Edward no hizo ningún movimiento para coger las cartas. Simplemente miró hacia delante con la mandíbula tensa. Aleteó su nariz, pero Bella no sabía si era porque estaba furioso o para aspirar el intenso aroma floral que emanaba del papel perfumado. Cuando estaba empezando a preguntarse si había llegado demasiado lejos él apartó las cartas bruscamente.
—Puede que tenga razón, señorita Dwyer. Después de todo, unas cartas no le sirven de nada a un hombre ciego. ¿Por qué no las coge usted?
Bella retrocedió.
—¿Yo? ¿Qué diablos se supone que debo hacer con ellas?
Edward se puso de pie sobrepasándola.
—¿Por qué iba a importarme? Tírelas a la basura o quémelas si quiere. —Una triste sonrisa curvó una esquina de su boca antes de añadir suavemente—: Pero apártelas de mi vista.
Bella estaba sentada en el borde de la cama con su descolorido camisón de algodón mirando el paquete de cartas que tenía en la mano. Fuera, tras la ventana, hacía una noche muy oscura. La lluvia azotaba los cristales, como si la empujara el viento para castigar a quienes desafiaran su poder. A pesar del agradable fuego que crepitaba en la chimenea, seguía sintiendo frío hasta los huesos.
Sus dedos juguetearon con los deshilachados extremos del lazo que ataba el paquete. Edward había confiado en ella para que se deshiciera de las cartas. No estaría bien traicionar esa confianza.
Al dar un tirón al lazo las cartas se desplegaron sobre su regazo. Quitándose las gafas, desdobló la de arriba con manos temblorosas. Una cuidada letra de mujer fluía por el papel de lino. La carta estaba fechada el 20 de septiembre de 1804, casi un año antes de Trafalgar. A pesar de su florida elegancia, sus palabras tenían un tono bastante superficial.
Querido Lord Masen,
En su última misiva, bastante impertinente, afirmaba quererme por mis «deliciosos labios» y mis «luminosos ojos chocolate». Pero debo preguntarle: «¿Me seguirá queriendo cuando esos labios estén fruncidos no por la pasión, sino por la edad? ¿Me querrá cuando mis ojos estén apagados pero mi afecto por usted no haya disminuido?»
Casi puedo oírle riéndose mientras anda a zancadas por su casa, dando órdenes a sus sirvientes con esa arrogancia que encuentro tan insufrible e irresistible a la vez. Sin duda alguna pasará la noche maquinando una respuesta ingeniosa diseñada para embelesarme y desarmarme.
Mantenga esta carta cerca de su corazón como yo le llevo siempre a usted cerca del mío.
Suya,
Miss Marie S.
Marie no pudo resistir la tentación de firmar con una floritura que delataba su juventud. Bella arrugó la carta en su puño. No sentía lástima por ella, sólo desprecio. Sus falsas promesas habían tenido un precio muy alto. No era mejor que algunas damiselas medievales que ataban sus sedosos favores al brazo de un caballero antes de enviarle a una muerte segura.
Recogiendo las cartas, Bella se levantó y fue a la chimenea.
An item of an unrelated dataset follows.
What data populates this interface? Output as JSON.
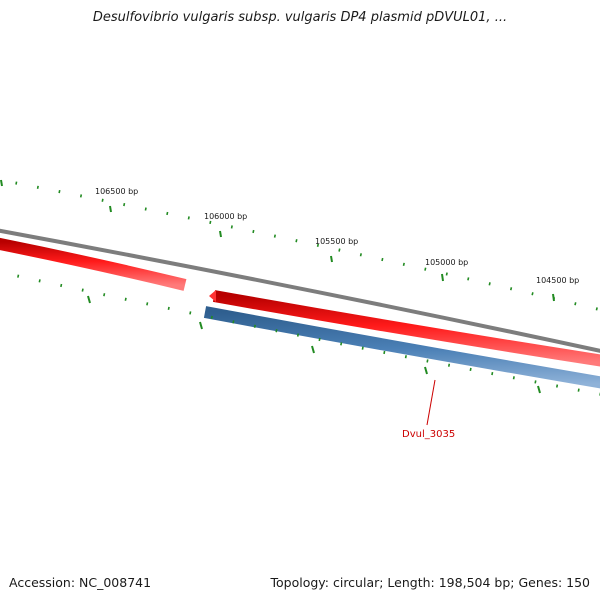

Quería quemarlas para reducirlas a cenizas como se merecían, pretender que esa muchacha arrogante e inmadura no había existido nunca. Pero mientras se preparaba para echarlas a las llamas algo detuvo su mano.
Pensó en los largos meses que Edward las había atesorado, en la pasión con la que las había protegido de su curiosidad, en la avidez de su expresión al inhalar su fragancia. Era como si destruyéndolas se rebajara el sacrificio que había hecho para conquistar el corazón de su autora.
Se dio la vuelta para examinar la pequeña habitación. No había deshecho del todo su equipaje después del accidente de Edward, porque le resultaba más fácil coger lo que necesitaba que volver a guardarlo todo en el inmenso armario de la esquina. Arrodillándose junto al baúl forrado de cuero, ató de nuevo las cartas con el lazo y las aseguró con un nudo. Luego las metió en el fondo del baúl para que nadie volviese a tropezar con ellas.